1. Joyeuse fête |Thaïs|

- Putain Thaïs, elle va s'étouffer dans sa gerbe si tu m'aides pas ! s'écrie Alice de la salle de bain.

Je ne suis moi même pas apte à aller l'aider, mais vu que la fête a lieu chez moi, je dois prendre mes responsabilités. Alice et Camryn ont lourdement insisté pour fêter mes dix-huit ans et à l'occasion la remise de mon diplôme. J'ai été promu cette année dans l'université de la baie de Tampa. J'ai travaillé dur pour pouvoir obtenir les meilleures notes en ingénierie mécanique. Mon père n'a pas vraiment approuvé mon option, mais je ne lui pas laissé le choix.
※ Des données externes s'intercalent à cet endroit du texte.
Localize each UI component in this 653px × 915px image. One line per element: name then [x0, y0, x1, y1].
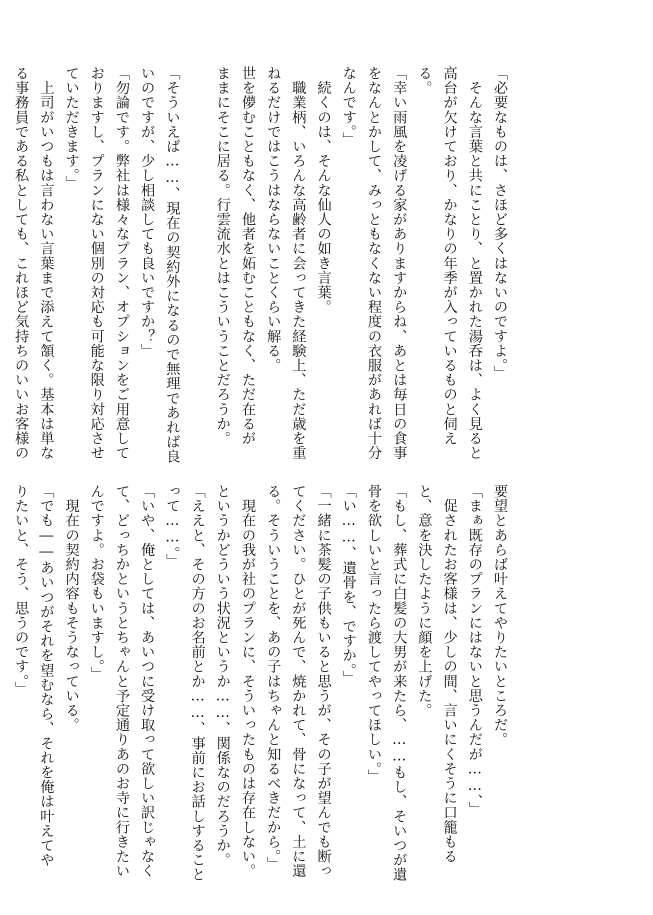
text-line: りたいと、そう、思うのです。」: [13, 484, 30, 696]
text-line: 現在の我が社のプランに、そういったものは存在しない。: [239, 484, 256, 879]
text-line: ままにそこに居る。行雲流水とはこういうことだろうか。: [214, 66, 231, 446]
text-line: というかどういう状況というか……、関係なのだろうか。: [214, 484, 231, 868]
text-line: 高台が欠けており、かなりの年季が入っているものと伺え: [441, 66, 458, 446]
text-line: 要望とあらば叶えてやりたいところだ。: [492, 484, 508, 747]
text-line: 「そういえば……、現在の契約外になるので無理であれば良: [164, 66, 181, 464]
text-line: 「必要なものは、さほど多くはないのですよ。」: [492, 66, 508, 381]
text-line: んですよ。お袋もいますし。」: [88, 484, 105, 682]
text-line: 「いや、俺としては、あいつに受け取って欲しい訳じゃなく: [139, 484, 156, 879]
text-line: ていただきます。」: [63, 66, 80, 191]
text-line: と、意を決したように顔を上げた。: [416, 484, 433, 718]
text-line: 「まぁ既存のプランにはないと思うんだが……、」: [466, 484, 483, 817]
text-line: 上司がいつもは言わない言葉まで添えて頷く。基本は単な: [38, 66, 55, 461]
text-line: 促されたお客様は、少しの間、言いにくそうに口籠もる: [441, 484, 458, 864]
text-line: 職業柄、いろんな高齢者に会ってきた経験上、ただ歳を重: [290, 66, 307, 461]
text-line: 現在の契約内容もそうなっている。: [63, 484, 80, 733]
bottom-text-block: [13, 484, 512, 882]
text-line: る。: [416, 66, 433, 96]
text-line: をなんとかして、みっともなくない程度の衣服があれば十分: [365, 66, 382, 461]
text-line: 世を儚むこともなく、他者を妬むこともなく、ただ在るが: [239, 66, 256, 446]
text-line: 骨を欲しいと言ったら渡してやってほしい。」: [365, 484, 382, 784]
text-line: 「い……、遺骨を、ですか。」: [340, 484, 357, 685]
text-line: 「幸い雨風を凌げる家がありますからね、あとは毎日の食事: [391, 66, 408, 461]
text-line: 続くのは、そんな仙人の如き言葉。: [315, 66, 332, 315]
text-line: そんな言葉と共にことり、と置かれた湯呑は、よく見ると: [466, 66, 483, 461]
text-line: いのですが、少し相談しても良いですか？」: [139, 66, 156, 358]
text-line: て、どっちかというとちゃんと予定通りあのお寺に行きたい: [113, 484, 130, 879]
text-line: 「でも――あいつがそれを望むなら、それを俺は叶えてや: [38, 484, 55, 868]
text-line: 「ええと、その方のお名前とか……、事前にお話しすること: [189, 484, 206, 882]
text-line: 「もし、葬式に白髪の大男が来たら、……もし、そいつが遺: [391, 484, 408, 882]
blank-line: [184, 66, 209, 414]
text-line: る。そういうことを、あの子はちゃんと知るべきだから。」: [265, 484, 282, 872]
text-line: 「勿論です。弊社は様々なプラン、オプションをご用意して: [113, 66, 130, 461]
text-line: る事務員である私としても、これほど気持ちのいいお客様の: [13, 66, 30, 461]
top-text-block: [13, 66, 512, 464]
text-line: 「一緒に茶髪の子供もいると思うが、その子が望んでも断っ: [315, 484, 332, 879]
text-line: ねるだけではこうはならないことくらい解る。: [265, 66, 282, 373]
text-line: おりますし、プランにない個別の対応も可能な限り対応させ: [88, 66, 105, 461]
text-line: って……。」: [164, 484, 181, 569]
text-line: てください。ひとが死んで、焼かれて、骨になって、土に還: [290, 484, 307, 879]
text-line: なんです。」: [340, 66, 357, 147]
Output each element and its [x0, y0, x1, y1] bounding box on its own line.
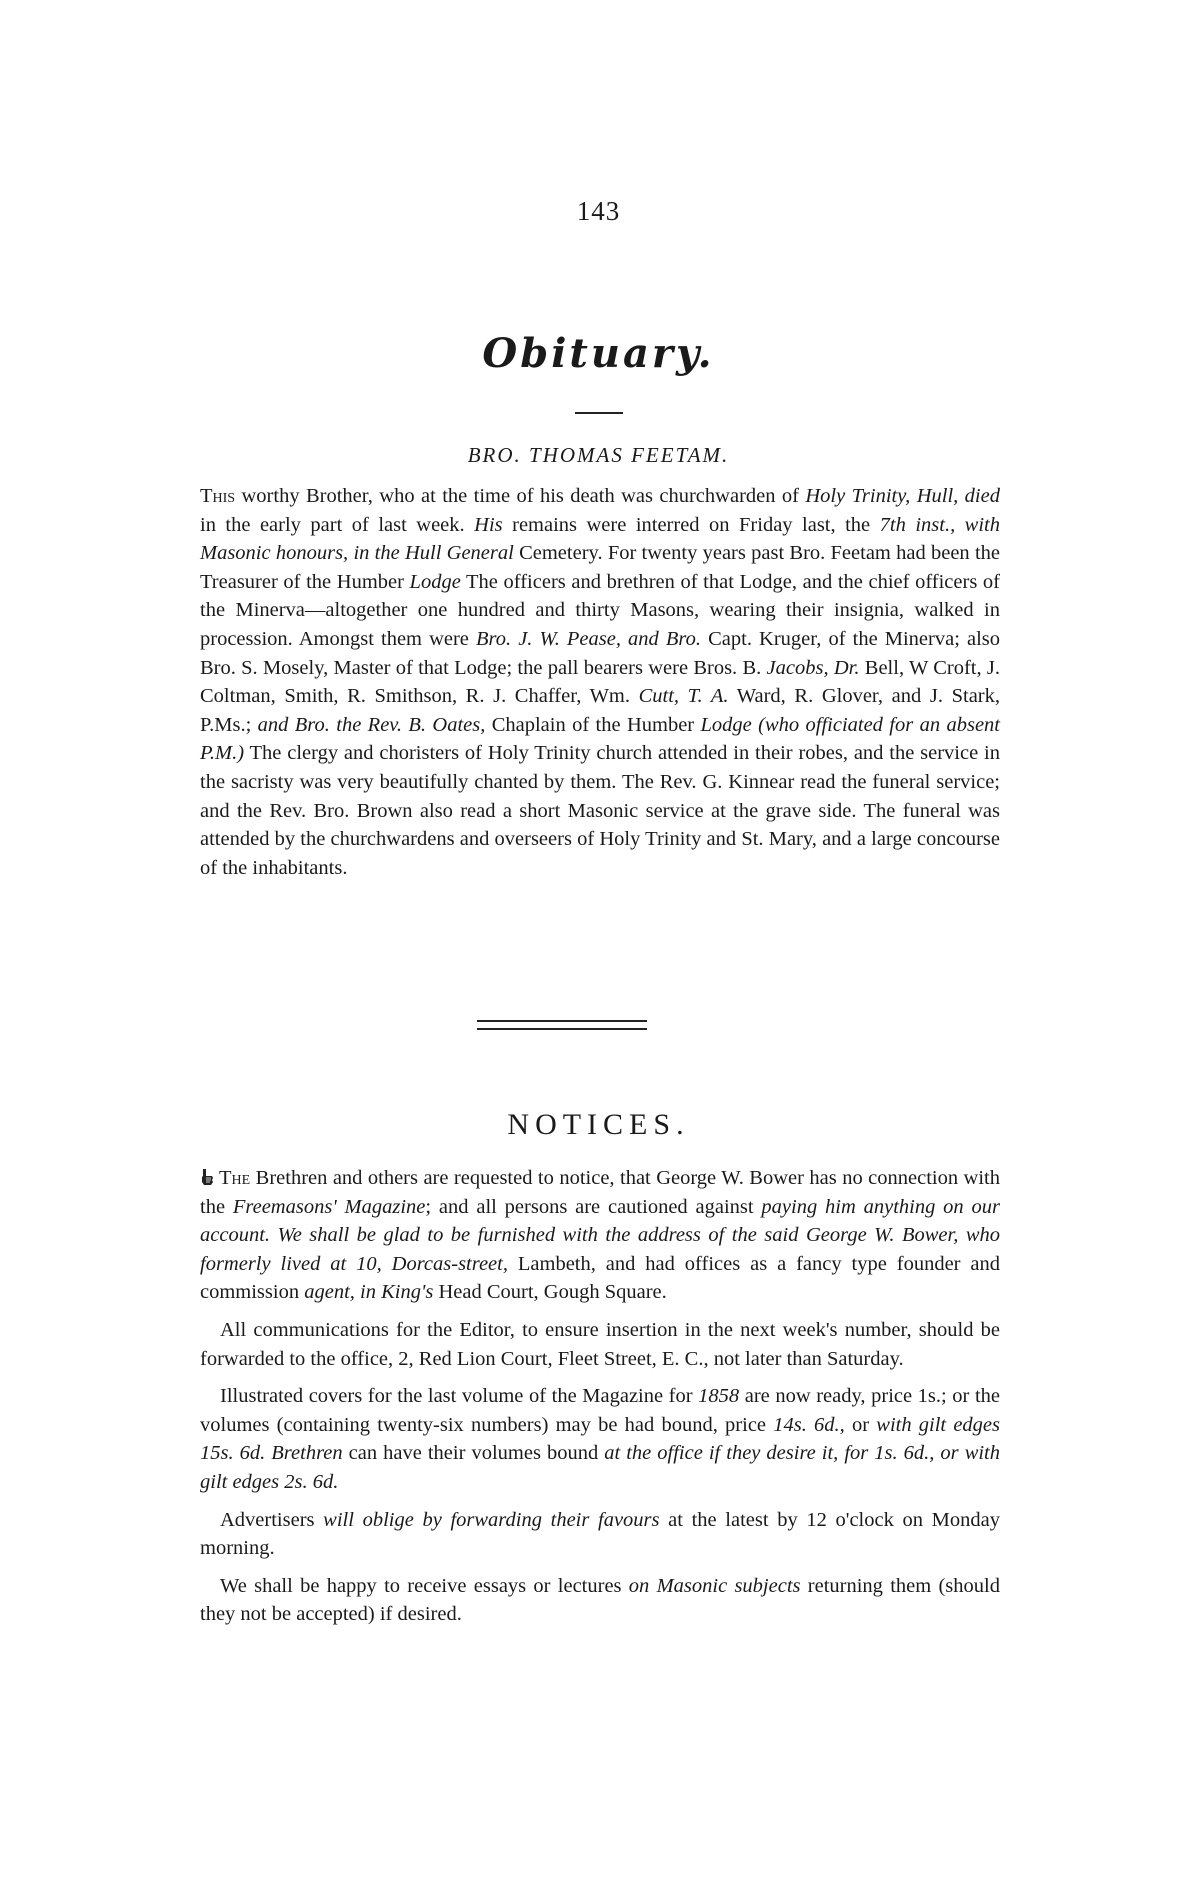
- text-run: Lambeth, and had offices as a fancy type founder and commission: [200, 1252, 1001, 1304]
- italic-text-run: 7th inst., with Masonic honours, in the Hull General: [200, 513, 1000, 565]
- text-run: worthy Brother, who at the time of his death was churchwarden of: [235, 485, 806, 507]
- italic-text-run: His: [474, 513, 503, 536]
- text-run: Head Court, Gough Square.: [433, 1281, 667, 1304]
- pointing-hand-icon: [200, 1166, 216, 1184]
- text-run: Illustrated covers for the last volume of the Magazine for: [220, 1385, 699, 1408]
- obituary-section-title: Obituary.: [482, 330, 715, 377]
- text-run: can have their volumes bound: [342, 1442, 605, 1465]
- text-run: Brethren and others are requested to notice, that George W. Bower has no connection with the: [200, 1167, 1000, 1218]
- short-divider-rule: [575, 412, 623, 414]
- obituary-lead-word: This: [200, 485, 236, 507]
- text-run: All communications for the Editor, to ensure insertion in the next week's number, should be forwarded to the office, 2, Red Lion Court, Fleet Street, E. C., not later than Saturday.: [200, 1318, 1000, 1370]
- italic-text-run: Bro. J. W. Pease, and Bro.: [476, 627, 702, 650]
- notice-paragraph: [200, 1316, 1000, 1373]
- text-run: are now ready, price 1s.; or the volumes (containing twenty-six numbers) may be had bound, price: [200, 1385, 1000, 1436]
- text-run: at the latest by 12 o'clock on Monday morning.: [200, 1508, 1000, 1560]
- italic-text-run: Holy Trinity, Hull, died: [805, 485, 1000, 507]
- obituary-heading: BRO. THOMAS FEETAM.: [467, 443, 730, 467]
- notices-body: [200, 1164, 1000, 1638]
- italic-text-run: with gilt edges 15s. 6d. Brethren: [200, 1413, 1000, 1465]
- text-run: remains were interred on Friday last, the: [502, 513, 880, 536]
- text-run: in the early part of last week.: [200, 513, 475, 536]
- notices-section-title: NOTICES.: [507, 1108, 690, 1141]
- italic-text-run: will oblige by forwarding their favours: [323, 1508, 660, 1531]
- text-run: Cemetery. For twenty years past Bro. Feetam had been the Treasurer of the Humber: [200, 542, 1000, 593]
- obituary-body: [200, 482, 1000, 882]
- text-run: We shall be happy to receive essays or lectures: [220, 1574, 629, 1597]
- italic-text-run: and Bro. the Rev. B. Oates,: [257, 713, 486, 736]
- text-run: The clergy and choristers of Holy Trinity church attended in their robes, and the service in the sacristy was very beautifully chanted by them. The Rev. G. Kinnear read the funeral service; and the Rev. Bro. Brown also read a short Masonic service at the grave side. The funeral was attended by the churchwardens and overseers of Holy Trinity and St. Mary, and a large concourse of the inhabitants.: [200, 742, 1000, 879]
- italic-text-run: paying him anything on our account. We shall be glad to be furnished with the address of the said George W. Bower, who formerly lived at 10, Dorcas-street,: [200, 1195, 1000, 1275]
- text-run: Capt. Kruger, of the Minerva; also Bro. S. Mosely, Master of that Lodge; the pall bearers were Bros. B.: [200, 627, 1000, 679]
- text-run: Ward, R. Glover, and J. Stark, P.Ms.;: [200, 685, 1000, 736]
- text-run: Advertisers: [220, 1508, 324, 1531]
- obituary-text: [200, 485, 1000, 879]
- text-run: ; and all persons are cautioned against: [425, 1195, 762, 1218]
- italic-text-run: on Masonic subjects: [628, 1574, 801, 1597]
- double-divider-rule: [477, 1020, 647, 1030]
- text-run: Chaplain of the Humber: [485, 713, 701, 736]
- notice-paragraph: [200, 1506, 1000, 1563]
- italic-text-run: Cutt, T. A.: [638, 685, 729, 708]
- italic-text-run: at the office if they desire it, for 1s. 6d., or with gilt edges 2s. 6d.: [200, 1442, 1001, 1493]
- italic-text-run: Lodge (who officiated for an absent P.M.): [200, 713, 1000, 765]
- text-run: or: [844, 1413, 877, 1436]
- italic-text-run: 14s. 6d.,: [773, 1413, 845, 1436]
- italic-text-run: Freemasons' Magazine: [232, 1195, 426, 1218]
- notice-paragraph: [200, 1382, 1000, 1496]
- text-run: Bell, W Croft, J. Coltman, Smith, R. Smithson, R. J. Chaffer, Wm.: [200, 656, 1000, 708]
- text-run: The officers and brethren of that Lodge, and the chief officers of the Minerva—altogether one hundred and thirty Masons, wearing their insignia, walked in procession. Amongst them were: [200, 570, 1000, 650]
- italic-text-run: 1858: [698, 1385, 740, 1408]
- italic-text-run: agent, in King's: [304, 1281, 434, 1304]
- notice-paragraph: [200, 1164, 1000, 1307]
- italic-text-run: Lodge: [409, 570, 461, 593]
- page-number: 143: [576, 196, 621, 226]
- notice-lead-word: The: [219, 1167, 251, 1189]
- notice-paragraph: [200, 1572, 1000, 1629]
- italic-text-run: Jacobs, Dr.: [766, 656, 860, 679]
- text-run: returning them (should they not be accepted) if desired.: [200, 1574, 1000, 1626]
- obituary-paragraph: [200, 482, 1000, 882]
Et si lui ne croyait pas qu'une fille puisse autant réussir dans ce domaine que n'importe quel homme, j'avais au moins pu compter sur le soutien de mes deux amies. Alors oui, je leur devais cette fête à elles. 

Quand je monte à l'étage,  ma meilleure amie se bat désespérément avec mon panier à linge sale. D'une main, elle serre un de mes pantalons et crie:

- Vite Thaïs ! J'ai dû lui tenir les cheveux, elle s'en mettait partout ! 

Ok. Elle est encore plus soûl que moi.

- Alice, c'est un pantalon que tu tiens dans ta main, pas des cheveux.

- Mais si...

- Non je t'assures, dis-je en m'approchant d'elle pour la soulever et la traîner jusqu'à ma chambre.

Je jette un coup d'oeil à l'horloge fixé en hauteur sur mon mur. Il est déjà quatre heures du matin.

- Mais alors pourquoi ça pue le vomi ? lance t-elle en sentant mon jean.

Je préfère ne pas lui répondre et lui retire sa veste avec une moue dégoûtée. 

- Putain, c'est toi qui pue le vomi ! T'as gerbé sur ton haut !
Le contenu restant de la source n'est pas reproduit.